What else do you spend your money on?

“I'm not really a big spender, but I don't have any money left at the end of the month, so it had to be spent on something… I think groceries is a big expense as I am definitely not saving money on foodstuffs. I often buy organic produce and those products are not cheap. I also enjoy going out for the day, so a lot of money is spent on petrol. I share a car with my mother, but that thing is consuming petrol like crazy. I also spend money on books and cookbooks and on herbs and essential oils. Spending money on clothing or going out for drinks or dinner is not really my thing.”


How much savings do you have?

“I save a lot, for the ‘just in case’ stuff. I have now saved about 15,000 euro and I am really not touching that money. I determine an amount I am allowed to spend on a monthly basis, I aim at a minimum of 1,000 euro, and that's really the maximum amount I use. If I see a nice dress when my monthly allowance is spent, I make myself wait until next month. Some people believe that to be strict, but it works for me. I have eight different savings funds into which I divide my income. 40 percent is put aside for my turnover tax, even though I know I have to pay a lot less at the end, but it also allows for a nice savings fund. Other than that, I have a fund for Corona, my car, holidays, operating expenses, income, work disability and private savings. I divide every euro I earn into all those funds.”

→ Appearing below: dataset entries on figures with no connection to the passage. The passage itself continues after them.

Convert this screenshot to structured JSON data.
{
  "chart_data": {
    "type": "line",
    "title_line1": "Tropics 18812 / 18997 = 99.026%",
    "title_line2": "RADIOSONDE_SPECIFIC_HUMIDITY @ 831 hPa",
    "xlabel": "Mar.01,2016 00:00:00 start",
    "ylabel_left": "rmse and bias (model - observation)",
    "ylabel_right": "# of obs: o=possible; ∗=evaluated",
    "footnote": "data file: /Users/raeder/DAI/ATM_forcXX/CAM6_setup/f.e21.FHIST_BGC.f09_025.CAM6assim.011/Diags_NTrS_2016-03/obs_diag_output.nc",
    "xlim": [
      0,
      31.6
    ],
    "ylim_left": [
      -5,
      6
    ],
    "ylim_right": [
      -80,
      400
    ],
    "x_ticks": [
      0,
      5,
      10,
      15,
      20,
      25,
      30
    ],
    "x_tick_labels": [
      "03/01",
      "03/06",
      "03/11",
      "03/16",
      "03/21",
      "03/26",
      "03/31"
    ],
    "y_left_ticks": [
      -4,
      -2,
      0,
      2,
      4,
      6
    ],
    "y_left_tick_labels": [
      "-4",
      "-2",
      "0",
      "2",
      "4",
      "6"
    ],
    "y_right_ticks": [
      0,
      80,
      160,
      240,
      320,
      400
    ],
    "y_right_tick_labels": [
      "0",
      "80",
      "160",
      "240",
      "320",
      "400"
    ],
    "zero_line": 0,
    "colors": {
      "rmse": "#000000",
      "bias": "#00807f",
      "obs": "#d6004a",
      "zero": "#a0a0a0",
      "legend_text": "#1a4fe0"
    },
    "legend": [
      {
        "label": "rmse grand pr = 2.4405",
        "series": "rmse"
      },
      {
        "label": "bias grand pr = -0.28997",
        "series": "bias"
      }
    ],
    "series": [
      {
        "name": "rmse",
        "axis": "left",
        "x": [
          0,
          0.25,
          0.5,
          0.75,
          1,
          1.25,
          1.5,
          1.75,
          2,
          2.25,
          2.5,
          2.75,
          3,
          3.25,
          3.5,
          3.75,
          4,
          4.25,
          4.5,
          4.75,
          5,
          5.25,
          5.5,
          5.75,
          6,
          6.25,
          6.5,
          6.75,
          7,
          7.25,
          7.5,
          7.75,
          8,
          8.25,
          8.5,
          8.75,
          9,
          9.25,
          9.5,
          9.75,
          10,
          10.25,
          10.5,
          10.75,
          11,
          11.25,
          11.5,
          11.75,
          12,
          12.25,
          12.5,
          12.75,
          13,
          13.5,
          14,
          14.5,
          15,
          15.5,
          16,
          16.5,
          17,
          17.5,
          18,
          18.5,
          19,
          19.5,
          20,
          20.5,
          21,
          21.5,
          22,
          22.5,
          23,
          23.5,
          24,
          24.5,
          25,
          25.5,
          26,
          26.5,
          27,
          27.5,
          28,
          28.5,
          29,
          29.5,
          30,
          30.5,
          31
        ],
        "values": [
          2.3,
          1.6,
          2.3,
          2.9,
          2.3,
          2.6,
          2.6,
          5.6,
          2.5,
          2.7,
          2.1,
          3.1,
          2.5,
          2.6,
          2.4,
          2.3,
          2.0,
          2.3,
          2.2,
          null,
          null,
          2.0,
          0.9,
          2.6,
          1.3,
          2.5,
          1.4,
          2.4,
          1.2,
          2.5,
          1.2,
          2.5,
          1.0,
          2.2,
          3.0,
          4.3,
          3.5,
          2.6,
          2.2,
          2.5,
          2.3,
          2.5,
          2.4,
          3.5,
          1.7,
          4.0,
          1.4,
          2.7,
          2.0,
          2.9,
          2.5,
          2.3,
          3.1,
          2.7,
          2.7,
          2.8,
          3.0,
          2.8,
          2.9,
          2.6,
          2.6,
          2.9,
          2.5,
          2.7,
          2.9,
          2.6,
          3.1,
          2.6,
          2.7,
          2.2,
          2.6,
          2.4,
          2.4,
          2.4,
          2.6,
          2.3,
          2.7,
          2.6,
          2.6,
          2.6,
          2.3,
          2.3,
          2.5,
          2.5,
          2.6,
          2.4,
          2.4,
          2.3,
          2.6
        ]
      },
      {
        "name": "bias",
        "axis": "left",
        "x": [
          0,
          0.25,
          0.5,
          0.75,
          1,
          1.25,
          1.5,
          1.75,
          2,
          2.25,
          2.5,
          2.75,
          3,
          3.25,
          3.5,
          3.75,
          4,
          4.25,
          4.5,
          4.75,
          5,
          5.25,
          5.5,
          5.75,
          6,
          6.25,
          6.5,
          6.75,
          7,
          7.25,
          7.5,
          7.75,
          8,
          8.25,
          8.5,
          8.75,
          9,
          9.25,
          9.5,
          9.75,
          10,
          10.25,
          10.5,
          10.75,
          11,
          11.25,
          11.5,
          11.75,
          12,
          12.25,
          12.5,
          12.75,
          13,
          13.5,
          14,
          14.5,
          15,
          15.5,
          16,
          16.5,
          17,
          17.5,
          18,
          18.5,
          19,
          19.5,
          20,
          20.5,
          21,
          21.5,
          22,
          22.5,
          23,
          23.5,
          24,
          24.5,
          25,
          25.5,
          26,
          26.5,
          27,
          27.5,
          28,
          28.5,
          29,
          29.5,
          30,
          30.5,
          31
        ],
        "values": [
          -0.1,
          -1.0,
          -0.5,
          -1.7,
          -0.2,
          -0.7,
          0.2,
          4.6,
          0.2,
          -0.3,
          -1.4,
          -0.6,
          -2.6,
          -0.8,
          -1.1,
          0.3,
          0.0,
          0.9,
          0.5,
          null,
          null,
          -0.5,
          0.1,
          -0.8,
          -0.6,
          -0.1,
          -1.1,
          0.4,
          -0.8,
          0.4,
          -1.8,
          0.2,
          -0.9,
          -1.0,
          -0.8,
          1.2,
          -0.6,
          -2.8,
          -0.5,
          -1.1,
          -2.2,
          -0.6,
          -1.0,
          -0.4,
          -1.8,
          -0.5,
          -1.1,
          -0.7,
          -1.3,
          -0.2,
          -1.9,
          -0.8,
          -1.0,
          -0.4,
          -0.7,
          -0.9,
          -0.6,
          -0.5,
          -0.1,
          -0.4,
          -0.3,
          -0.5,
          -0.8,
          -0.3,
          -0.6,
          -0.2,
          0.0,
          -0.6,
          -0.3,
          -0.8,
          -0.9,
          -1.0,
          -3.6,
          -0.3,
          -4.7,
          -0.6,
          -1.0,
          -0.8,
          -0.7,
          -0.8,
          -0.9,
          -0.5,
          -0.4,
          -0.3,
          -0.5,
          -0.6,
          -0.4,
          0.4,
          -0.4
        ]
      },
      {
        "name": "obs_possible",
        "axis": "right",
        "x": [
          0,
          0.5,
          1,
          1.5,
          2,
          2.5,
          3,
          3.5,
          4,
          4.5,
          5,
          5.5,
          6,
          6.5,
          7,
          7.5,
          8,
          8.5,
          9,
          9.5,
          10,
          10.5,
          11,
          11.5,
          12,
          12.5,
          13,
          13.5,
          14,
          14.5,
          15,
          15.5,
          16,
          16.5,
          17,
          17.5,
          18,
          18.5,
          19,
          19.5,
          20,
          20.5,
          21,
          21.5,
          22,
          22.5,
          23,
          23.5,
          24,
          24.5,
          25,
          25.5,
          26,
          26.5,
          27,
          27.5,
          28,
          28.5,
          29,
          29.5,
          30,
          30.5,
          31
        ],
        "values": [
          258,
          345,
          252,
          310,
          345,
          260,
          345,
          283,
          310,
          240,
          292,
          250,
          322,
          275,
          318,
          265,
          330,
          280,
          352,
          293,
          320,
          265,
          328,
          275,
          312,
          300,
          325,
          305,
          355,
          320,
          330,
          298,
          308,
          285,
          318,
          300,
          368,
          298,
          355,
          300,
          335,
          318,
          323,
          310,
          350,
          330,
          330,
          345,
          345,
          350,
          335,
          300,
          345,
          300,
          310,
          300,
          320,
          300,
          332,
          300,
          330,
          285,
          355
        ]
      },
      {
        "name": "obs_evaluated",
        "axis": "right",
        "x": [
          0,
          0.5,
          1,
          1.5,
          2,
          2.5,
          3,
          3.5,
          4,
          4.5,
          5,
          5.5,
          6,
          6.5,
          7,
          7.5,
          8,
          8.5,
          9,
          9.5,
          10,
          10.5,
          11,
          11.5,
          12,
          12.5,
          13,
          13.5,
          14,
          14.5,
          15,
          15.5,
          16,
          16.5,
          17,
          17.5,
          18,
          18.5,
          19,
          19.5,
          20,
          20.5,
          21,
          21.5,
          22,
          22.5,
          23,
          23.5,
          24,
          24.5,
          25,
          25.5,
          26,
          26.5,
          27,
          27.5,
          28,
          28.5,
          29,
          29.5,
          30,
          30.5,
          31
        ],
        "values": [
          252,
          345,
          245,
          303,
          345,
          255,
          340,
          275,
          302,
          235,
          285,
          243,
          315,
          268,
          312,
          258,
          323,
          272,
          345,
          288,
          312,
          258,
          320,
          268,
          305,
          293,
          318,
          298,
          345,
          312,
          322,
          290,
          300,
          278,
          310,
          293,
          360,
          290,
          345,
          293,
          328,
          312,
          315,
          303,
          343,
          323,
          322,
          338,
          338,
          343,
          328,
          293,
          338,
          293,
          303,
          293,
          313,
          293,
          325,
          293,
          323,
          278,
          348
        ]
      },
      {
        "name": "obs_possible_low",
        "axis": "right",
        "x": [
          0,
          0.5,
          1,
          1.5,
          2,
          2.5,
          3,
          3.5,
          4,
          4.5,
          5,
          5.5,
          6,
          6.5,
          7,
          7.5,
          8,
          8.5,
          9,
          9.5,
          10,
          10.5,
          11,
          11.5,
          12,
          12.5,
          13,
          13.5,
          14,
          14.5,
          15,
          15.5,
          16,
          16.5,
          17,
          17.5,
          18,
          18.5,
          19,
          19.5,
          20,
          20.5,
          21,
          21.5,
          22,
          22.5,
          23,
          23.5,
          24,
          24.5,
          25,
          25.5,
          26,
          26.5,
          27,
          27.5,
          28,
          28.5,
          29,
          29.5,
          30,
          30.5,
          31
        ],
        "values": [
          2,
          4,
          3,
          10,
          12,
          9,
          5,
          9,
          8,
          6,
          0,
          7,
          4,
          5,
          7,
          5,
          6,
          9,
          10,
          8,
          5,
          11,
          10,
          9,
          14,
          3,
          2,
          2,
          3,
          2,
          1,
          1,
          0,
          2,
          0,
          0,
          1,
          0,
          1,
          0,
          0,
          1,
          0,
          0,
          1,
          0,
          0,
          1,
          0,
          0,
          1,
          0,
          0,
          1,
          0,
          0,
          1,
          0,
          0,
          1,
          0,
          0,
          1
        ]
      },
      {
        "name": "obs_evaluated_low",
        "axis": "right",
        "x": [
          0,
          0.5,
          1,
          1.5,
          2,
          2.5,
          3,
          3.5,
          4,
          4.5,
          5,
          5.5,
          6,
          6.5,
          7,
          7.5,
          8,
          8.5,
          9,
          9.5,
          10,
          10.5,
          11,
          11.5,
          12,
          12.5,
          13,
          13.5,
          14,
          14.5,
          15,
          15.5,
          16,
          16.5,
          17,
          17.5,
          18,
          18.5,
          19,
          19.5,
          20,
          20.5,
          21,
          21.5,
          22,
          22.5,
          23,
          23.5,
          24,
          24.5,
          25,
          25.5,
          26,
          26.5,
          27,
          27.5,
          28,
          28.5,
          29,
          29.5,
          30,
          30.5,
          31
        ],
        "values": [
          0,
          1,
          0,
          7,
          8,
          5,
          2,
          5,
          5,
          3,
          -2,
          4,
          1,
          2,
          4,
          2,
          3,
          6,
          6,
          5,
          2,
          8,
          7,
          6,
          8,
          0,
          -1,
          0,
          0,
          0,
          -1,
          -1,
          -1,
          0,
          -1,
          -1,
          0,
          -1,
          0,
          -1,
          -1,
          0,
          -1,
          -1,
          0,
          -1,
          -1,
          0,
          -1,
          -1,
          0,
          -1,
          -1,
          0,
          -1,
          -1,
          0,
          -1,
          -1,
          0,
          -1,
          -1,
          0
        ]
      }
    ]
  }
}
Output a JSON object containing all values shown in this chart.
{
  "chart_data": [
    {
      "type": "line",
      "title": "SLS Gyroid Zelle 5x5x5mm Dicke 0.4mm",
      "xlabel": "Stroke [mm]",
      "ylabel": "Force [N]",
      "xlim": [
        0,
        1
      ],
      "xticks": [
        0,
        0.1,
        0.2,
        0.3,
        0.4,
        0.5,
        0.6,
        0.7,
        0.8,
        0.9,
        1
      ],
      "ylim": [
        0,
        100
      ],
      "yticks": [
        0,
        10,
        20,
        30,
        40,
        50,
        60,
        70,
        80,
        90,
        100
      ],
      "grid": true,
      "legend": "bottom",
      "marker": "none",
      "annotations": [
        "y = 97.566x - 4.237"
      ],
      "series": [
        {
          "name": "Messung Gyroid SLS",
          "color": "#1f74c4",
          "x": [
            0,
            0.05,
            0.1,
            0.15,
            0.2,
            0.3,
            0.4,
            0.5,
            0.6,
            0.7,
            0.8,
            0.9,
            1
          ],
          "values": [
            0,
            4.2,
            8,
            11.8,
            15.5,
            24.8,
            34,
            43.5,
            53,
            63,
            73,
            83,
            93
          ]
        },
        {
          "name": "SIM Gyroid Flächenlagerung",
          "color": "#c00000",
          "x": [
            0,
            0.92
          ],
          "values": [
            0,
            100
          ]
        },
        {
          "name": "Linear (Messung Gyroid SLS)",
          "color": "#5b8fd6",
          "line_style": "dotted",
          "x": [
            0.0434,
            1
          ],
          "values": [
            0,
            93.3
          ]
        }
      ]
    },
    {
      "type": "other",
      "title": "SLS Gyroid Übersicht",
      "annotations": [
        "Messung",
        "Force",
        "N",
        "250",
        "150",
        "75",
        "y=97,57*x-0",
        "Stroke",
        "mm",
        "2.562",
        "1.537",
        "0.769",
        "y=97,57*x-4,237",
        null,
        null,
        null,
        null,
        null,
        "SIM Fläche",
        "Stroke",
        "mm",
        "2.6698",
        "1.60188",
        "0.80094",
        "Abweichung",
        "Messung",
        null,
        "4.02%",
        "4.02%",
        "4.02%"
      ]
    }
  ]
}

Have you arranged anything for your pension?

“My house is my pension as that's now appraised with an excess value of 200k. I am also planning to buy a second house to rent out. Let's say that earns my 2000 euro per month, plus AOW (state pension), that would be great. My fund for work disability also amounts to 20,000 euro, so I think all of those funds together will help me make ends meet later on. And if not, I will just live in a tent, LOL.”


How much would you like to receive per month following your retirement?

“You know what: I really haven't thought about that yet? It’s also very difficult to estimate. Whatever amount you now think you'll be needing later on, may have just as well lost its value by then due to inflation. If I would earn the same amount then as I earn now, proportionally, that would be okay for me.”


How do you envisage your life by then?

“Among the plants surrounding my house in France I hope to own by then. If you look deep down inside my heart, I wouldn't mind being there already. The sooner I am able to stop working, the greater it would be. But I also think I will always do something to keep busy.”